Un altro aspetto sottolineato da numerosi osservatori è l’assenza di misure volte a ridurre l’utilizzo di fonti fossili. Nessun riferimento anche a principi quali emissioni zero o decarbonizzazione, fortemente osteggiati dall’industria. Il protocollo abbraccia invece la neutralità climatica, secondo la quale bisogna trovare “un equilibrio tra le emissioni di origine antropica […] e l’assorbimento dei serbatoi di gas serra nella seconda metà di questo secolo”. Rimangono fuori dall’accordo anche i riferimenti alla lotta alla deforestazione e alle misure per ridurre le emissioni collegate ai trasporti, che da sole rappresentano circa il 10% del totale.

Un mix di luci e ombre, quindi, che ha scatenato reazioni contrastanti da parte di esponenti politici e organizzazioni ambientaliste. Per il segretario generale delle Nazioni Unite Ban Ki-moon l’accordo “getta le basi per progressi nella lotta alla povertà, rafforza la pace e garantisce una vita dignitosa e opportunità per tutti”. Il presidente di Cop21 Laurent Fabius lo ha definito “Un accordo giusto, duraturo, bilanciato”, mentre il Presidente degli Stati Uniti Barack Obama si è congratulato via Twitter affermando che si tratta di un “accordo forte che garantirà un mondo più sicuro per i nostri figli”.

“Questo è un accordo storico, che disegnerà il futuro del Pianeta. E noi in quel futuro ci siamo a pieno titolo: abbiamo la più alta produzione di energia rinnovabile, in campo ambientale abbiamo raggiunto risultati eccezionali come la riduzione delle emissioni di Co2” ha dichiarato il Ministro dell’Ambiente Gian Luca Galletti.

Molte delle Ong presenti alla Cop21, pur lontane dall’essere soddisfatte, hanno riconosciuto che si tratta di un momento di svolta nella lotta ai cambiamenti climatici. “Alcuni passaggi del testo approvato oggi sono frustranti e deludenti, ma un progresso è stato fatto. Questo accordo da solo non ci tirerà fuori dalla situazione in cui ci siamo cacciati, ma trovare una via d’uscita sarà più facile” ha commentato Kumi Naidoo, direttore esecutivo di Greenpeace International.
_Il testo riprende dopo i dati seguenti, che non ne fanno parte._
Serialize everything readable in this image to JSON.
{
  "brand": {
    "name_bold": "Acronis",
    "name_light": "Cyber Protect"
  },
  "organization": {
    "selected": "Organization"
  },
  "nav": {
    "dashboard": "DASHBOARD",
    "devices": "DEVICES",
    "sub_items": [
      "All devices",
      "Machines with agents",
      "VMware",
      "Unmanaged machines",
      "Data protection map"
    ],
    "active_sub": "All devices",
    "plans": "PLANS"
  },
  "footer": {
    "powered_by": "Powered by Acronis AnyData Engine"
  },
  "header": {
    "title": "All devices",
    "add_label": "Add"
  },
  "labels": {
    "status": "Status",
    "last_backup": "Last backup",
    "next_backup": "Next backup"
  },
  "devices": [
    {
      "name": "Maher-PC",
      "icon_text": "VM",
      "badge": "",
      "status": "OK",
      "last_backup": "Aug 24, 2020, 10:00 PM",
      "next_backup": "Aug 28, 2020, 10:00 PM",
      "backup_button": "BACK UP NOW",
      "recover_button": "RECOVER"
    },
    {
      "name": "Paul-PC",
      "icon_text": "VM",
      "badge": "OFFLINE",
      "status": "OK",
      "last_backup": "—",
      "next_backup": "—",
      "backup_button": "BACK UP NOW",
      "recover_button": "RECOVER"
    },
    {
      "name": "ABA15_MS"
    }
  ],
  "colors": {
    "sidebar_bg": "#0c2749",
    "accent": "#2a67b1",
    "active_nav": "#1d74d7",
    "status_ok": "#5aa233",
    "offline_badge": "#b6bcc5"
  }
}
Sulla stessa linea il presidente uscente di Legambiente Vittorio Cogliati Dezza: “Il testo dell’accordo pone le fondamenta per affrontare sul serio la crisi climatica che affligge il pianeta. Si va in modo irreversibile verso un futuro libero da fossili. Tuttavia gli impegni già annunciati alla vigilia della COP, secondo le prime valutazioni, se rigorosamente attuati sono sufficienti a ridurre soltanto di un grado circa il trend attuale di crescita delle emissioni di gas-serra […]. È cruciale, pertanto, una revisione di questi impegni non oltre il 2020”.

Il Protocollo di Parigi non sarà quindi un provvedimento risolutivo per “curare” i problemi ambientali della Terra, in quanto gli interventi proposti sono molto più blandi rispetto a quanto ci si aspettasse. Allo stesso tempo, si tratta comunque di un accordo storico, in quanto vengono riconosciuti per la prima volta in maniera ufficiale i rischi rappresentati dal riscaldamento globale e la necessità di una risposta decisa da parte di tutte le Nazioni. Sicuramente su questo punto c’è ancora molto da lavorare, in quanto durante i negoziati è emersa chiaramente l’assenza di una volontà politica condivisa, in grado di prendere provvedimenti radicali. L’augurio è che l’esperienza di Cop21 possa rappresentare un punto di partenza verso un approccio più lungimirante al tema dei cambiamenti climatici.